The Health Ministry has begun preparations for a potential biological attack directed at Hungary, Minister István Mikola said, while adding that although there was little chance of such an attack, one should be prepared.

"There is no need for the public to panic," Mikola said, stressing that people would be informed of any potential dangers.

The initiative came after letters containing anthrax were opened in workplaces in Florida, New York and Nevada in the US. More than 1,000 people have been tested for exposure since a Florida man’s death this month was traced to the bacteria.

The developments underscored mounting concern about a threat that, a few weeks ago, seemed hypothetical.

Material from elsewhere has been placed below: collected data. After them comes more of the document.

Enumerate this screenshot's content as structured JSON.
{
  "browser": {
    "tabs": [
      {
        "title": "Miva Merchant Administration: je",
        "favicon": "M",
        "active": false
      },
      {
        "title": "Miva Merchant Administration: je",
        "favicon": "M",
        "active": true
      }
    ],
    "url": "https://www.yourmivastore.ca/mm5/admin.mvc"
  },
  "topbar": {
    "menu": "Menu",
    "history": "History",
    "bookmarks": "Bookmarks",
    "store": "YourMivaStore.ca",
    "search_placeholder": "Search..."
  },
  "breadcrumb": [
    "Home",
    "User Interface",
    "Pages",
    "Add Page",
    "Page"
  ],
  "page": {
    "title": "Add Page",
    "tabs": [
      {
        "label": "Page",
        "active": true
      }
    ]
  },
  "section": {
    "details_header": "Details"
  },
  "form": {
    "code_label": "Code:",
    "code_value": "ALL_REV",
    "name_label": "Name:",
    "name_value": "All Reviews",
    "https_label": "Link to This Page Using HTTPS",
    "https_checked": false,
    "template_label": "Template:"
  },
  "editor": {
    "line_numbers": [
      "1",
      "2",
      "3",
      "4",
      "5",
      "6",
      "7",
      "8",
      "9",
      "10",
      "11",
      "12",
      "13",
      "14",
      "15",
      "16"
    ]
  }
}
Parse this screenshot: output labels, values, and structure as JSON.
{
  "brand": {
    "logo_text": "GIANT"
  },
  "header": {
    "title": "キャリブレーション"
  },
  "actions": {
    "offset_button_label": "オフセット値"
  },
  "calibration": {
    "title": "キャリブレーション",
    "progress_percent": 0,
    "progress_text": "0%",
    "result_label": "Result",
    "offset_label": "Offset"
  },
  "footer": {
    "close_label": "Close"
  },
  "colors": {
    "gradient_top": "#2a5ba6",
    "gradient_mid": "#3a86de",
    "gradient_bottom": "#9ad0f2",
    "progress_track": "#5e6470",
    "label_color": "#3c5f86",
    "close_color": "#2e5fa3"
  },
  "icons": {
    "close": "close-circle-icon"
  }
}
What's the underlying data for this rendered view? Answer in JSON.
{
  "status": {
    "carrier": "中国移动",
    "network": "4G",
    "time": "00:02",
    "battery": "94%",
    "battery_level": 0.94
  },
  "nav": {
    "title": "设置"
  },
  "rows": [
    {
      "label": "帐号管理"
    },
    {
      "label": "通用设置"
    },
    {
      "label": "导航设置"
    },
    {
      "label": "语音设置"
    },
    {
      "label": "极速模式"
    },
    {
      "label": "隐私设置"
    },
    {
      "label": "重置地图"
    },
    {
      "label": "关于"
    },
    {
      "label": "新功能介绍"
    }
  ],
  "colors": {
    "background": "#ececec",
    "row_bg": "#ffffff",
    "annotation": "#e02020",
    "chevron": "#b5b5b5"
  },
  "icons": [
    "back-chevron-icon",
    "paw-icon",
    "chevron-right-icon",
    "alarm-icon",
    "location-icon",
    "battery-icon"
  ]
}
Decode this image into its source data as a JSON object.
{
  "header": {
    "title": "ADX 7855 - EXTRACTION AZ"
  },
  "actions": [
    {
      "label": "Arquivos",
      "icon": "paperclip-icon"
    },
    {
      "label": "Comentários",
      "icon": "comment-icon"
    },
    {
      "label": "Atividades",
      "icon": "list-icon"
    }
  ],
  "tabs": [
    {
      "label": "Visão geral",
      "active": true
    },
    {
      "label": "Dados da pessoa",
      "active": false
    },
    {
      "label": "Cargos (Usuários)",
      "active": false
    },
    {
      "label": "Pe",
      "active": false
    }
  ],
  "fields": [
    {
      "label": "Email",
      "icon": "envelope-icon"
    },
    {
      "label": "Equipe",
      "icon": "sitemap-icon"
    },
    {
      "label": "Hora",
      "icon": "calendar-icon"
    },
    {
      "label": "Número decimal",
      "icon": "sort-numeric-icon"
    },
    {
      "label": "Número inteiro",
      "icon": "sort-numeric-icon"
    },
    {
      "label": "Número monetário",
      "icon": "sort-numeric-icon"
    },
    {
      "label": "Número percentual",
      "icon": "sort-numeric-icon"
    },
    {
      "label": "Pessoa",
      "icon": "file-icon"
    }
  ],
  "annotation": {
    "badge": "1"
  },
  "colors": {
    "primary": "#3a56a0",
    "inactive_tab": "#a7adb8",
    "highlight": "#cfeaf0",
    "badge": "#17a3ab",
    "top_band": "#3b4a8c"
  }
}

On Monday, 12 people around the United States were said to either have anthrax, or been exposed to it. That did not include an NBC employee who was taking antibiotics after displaying possible symptoms of the disease.

News of the anthrax cases in America and the presence of Afghan refugees in Hungary, fueled by sensationalist media reports and the Health Minister’s comments, were raising fears in the heartland of Europe.

But as a former top official in the army’s germ-defense program said, "People don’t understand how difficult it is to pull off a biological attack."

Inhalation anthrax, the form of the disease that killed a photo-editor in south Florida, is so rare that only 18 cases were reported in the United States in the 20th century.

Much of what is known about how the disease progresses was learned from a single outbreak, in the Soviet Union in 1979, in which 79 people were known to have been infected at once from an accidental release of anthrax spores grown in a germ warfare laboratory on a military base in Sverdlovsk.

Mikola said that taking preventive measures against anthrax, the only biological weapon that could pose a realistic danger to Hungary, was a main priority.

The health staff at the Hungarian Armed Forces were being trained to detect the appearance of the anthrax bacteria. Staff told reporters there was no justification at present to obtain and distribute anthrax antibiotics, either in the army or among the civilian population.

Secret Services Minister Ervin Demeter told a closed-door committee meeting in Parliament that Mikola was correct to comment on preparations for such an eventuality because the theoretical possibility of a bio-attack could not be ruled out.

But, Socialist Party President László Kovács and others have described Mikola’s remarks as unnecessary scare-mongering.

One defense analyst agreed that Hungary may be over-reacting to the threat, but he blamed that on local and international media.

"You know, a lot of rubbish has been written about bio-chemical weapons without the slightest knowledge of the physics involved, but it sells copy," he said.